中国哲学は、かつては漢学、漢文学ないし支那学という名前で呼ばれていましたが、戦後、新制大学の制度に叶うように、漢文学のうち、思想研究に特化して新しく立てられた学問分野です。
中国哲学は、哲学のローカル版・地域版ではありません。哲学・思想は、地域的であると同時に普遍的であり、その普遍性はだいたいのところ、「知」というものが地域間を相互に流れあっている中に形成されます。長い間、文字(漢字)を共有してきた漢字文化圏(中国・日本・朝鮮半島・ベトナム)の精神文化、さらには人間存在の根底に流れるモノの考え方や感じ方を「そもそもの観点」から探る、「中国哲学」という一つの固有の学問なのです。

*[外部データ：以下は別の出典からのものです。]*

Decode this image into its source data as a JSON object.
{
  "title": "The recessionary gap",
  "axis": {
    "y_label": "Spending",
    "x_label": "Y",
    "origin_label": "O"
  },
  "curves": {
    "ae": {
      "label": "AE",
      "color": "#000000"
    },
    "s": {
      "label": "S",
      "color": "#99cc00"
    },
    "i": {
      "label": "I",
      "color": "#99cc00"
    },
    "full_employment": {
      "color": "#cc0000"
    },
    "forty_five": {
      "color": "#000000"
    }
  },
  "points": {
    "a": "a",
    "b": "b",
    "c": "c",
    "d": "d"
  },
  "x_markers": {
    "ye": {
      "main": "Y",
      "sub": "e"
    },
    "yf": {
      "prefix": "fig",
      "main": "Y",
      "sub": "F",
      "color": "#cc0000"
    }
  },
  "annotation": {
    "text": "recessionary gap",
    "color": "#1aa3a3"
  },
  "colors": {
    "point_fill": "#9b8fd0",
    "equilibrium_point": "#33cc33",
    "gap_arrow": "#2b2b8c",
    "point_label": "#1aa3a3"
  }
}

本専修では、漢文(中国語ではない)の原典を通じて、中国の思想・科学・宗教・文化・芸術などの諸事象を学びます。大学というところは、スーパーの切り身魚でない本物の生きた魚を味わうところです。切り取られた知識、他人に味付けされた知識の表層を嘗めるだけでは自分の知識とはいえません。手つかずの「原典の海」へ足を運び、自らの手で獲った知識こそ、本物の「知」となり自身の「哲学」となります。それは一生失われることのない確かな宝物なのです。本専修では、そのための海の泳ぎ方、魚の釣り方を学びます。漢文アレルギーがなければ、誰でも学べます。一緒に原典の海へ行って本物の魚を捕ってみませんか。
教員紹介
教授 辛賢
![]() 経学思想史/易学哲学史 儒教経典が各時代にどのように解釈され、受け継がれていったのか、その経学史・哲学史を探る。 |
- メッセージ
- 近代以降、西洋の学術と文化の流入により、私たちはそれまでの儒教の権威の枠組みから自由な価値判断ができるようになりました。しかし、これはそれまで長い間培われてきた儒教の伝統から脱却したことを意味するものではありません。むしろ、20世紀以降、西洋の新しい価値観の流入は、受ける側の伝統的思想の上に変容をもたらし、全く新しいものを生み出すことさえありうるからです。今日の我々において中国古典研究の持つ意味は何か、この問題について考えていきたいと思います。